There are others but I don't pre-op so I'm not sure what they all are...

Then all this info is given to the surgeon before they go and talk to their pts pre-operatively. More then once I've seen the surgeon want to go forward and the anesthesiologist say no way... Ive also seen patients that really need the surgery now so the Anesthesiologist have placed an art line, drawn blood gases and pushed various meds to help keep the pt stable throughout surgery... always tricky, but they tend to work it out between the two of them. It maybe easier for for the MD anesthesia provider to do this then a CRNA.

Specializes in anesthesiology.
On 1/24/2018 at 12:22 AM, HeySis said:

I know there are certain diagnosis and medications that flag our pre-op nurses to order certain labs and or EKG.

Any diuretic the patient has to have a K+ drawn.

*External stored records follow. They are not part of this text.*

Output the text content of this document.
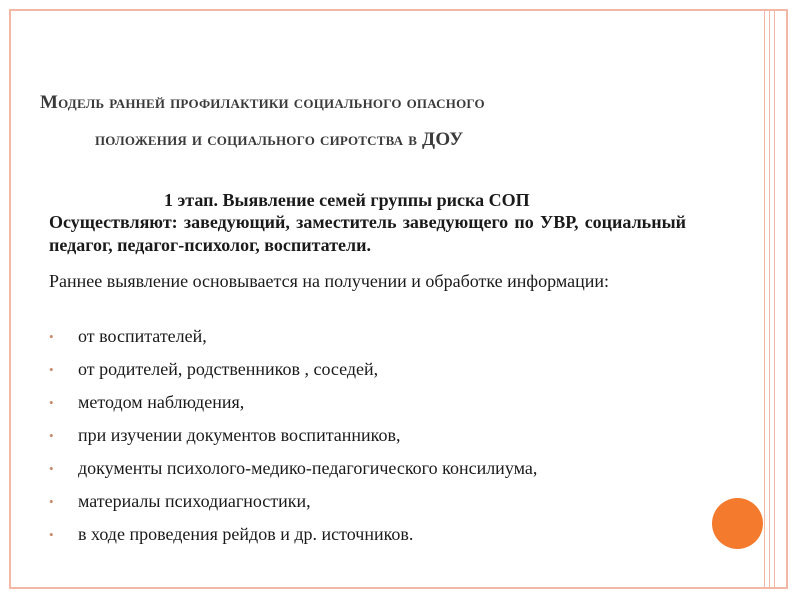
Модель ранней профилактики социального опасного
положения и социального сиротства в ДОУ
1 этап. Выявление семей группы риска СОП
Осуществляют: заведующий, заместитель заведующего по УВР, социальный педагог, педагог-психолог, воспитатели.
Раннее выявление основывается на получении и обработке информации:
• от воспитателей,
• от родителей, родственников , соседей,
• методом наблюдения,
• при изучении документов воспитанников,
• документы психолого-медико-педагогического консилиума,
• материалы психодиагностики,
• в ходе проведения рейдов и др. источников.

Anticoag's = PT, INR & PTT ( even the antico-ags that don't effect those labs)

Any history of heart problems, or heart meds means an automatic EKG if one has not been done in the past 72 hours.

There are others but I don't pre-op so I'm not sure what they all are...

Then all this info is given to the surgeon before they go and talk to their pts pre-operatively. More then once I've seen the surgeon want to go forward and the anesthesiologist say no way... Ive also seen patients that really need the surgery now so the Anesthesiologist have placed an art line, drawn blood gases and pushed various meds to help keep the pt stable throughout surgery... always tricky, but they tend to work it out between the two of them. It maybe easier for for the MD anesthesia provider to do this then a CRNA.

Why is it easier for the MD than the CRNA?

Postponing a procedure because of any impediment is on the CRNA (sounds like you are a small place with a single, solo CRNA). That's a big part of being a CRNA. The pre-op nurses can call the surgeon with abnormal lab values or EKG changes or fever or whatever, but the last word is with anesthesia. I only point that out because I'm left wondering what your CRNA has to say about the whole thing. I'm guessing a lot and I'd be pretty surprised if he was unaware of ACC/AHA guidelines as well as other well known risk stratification tools.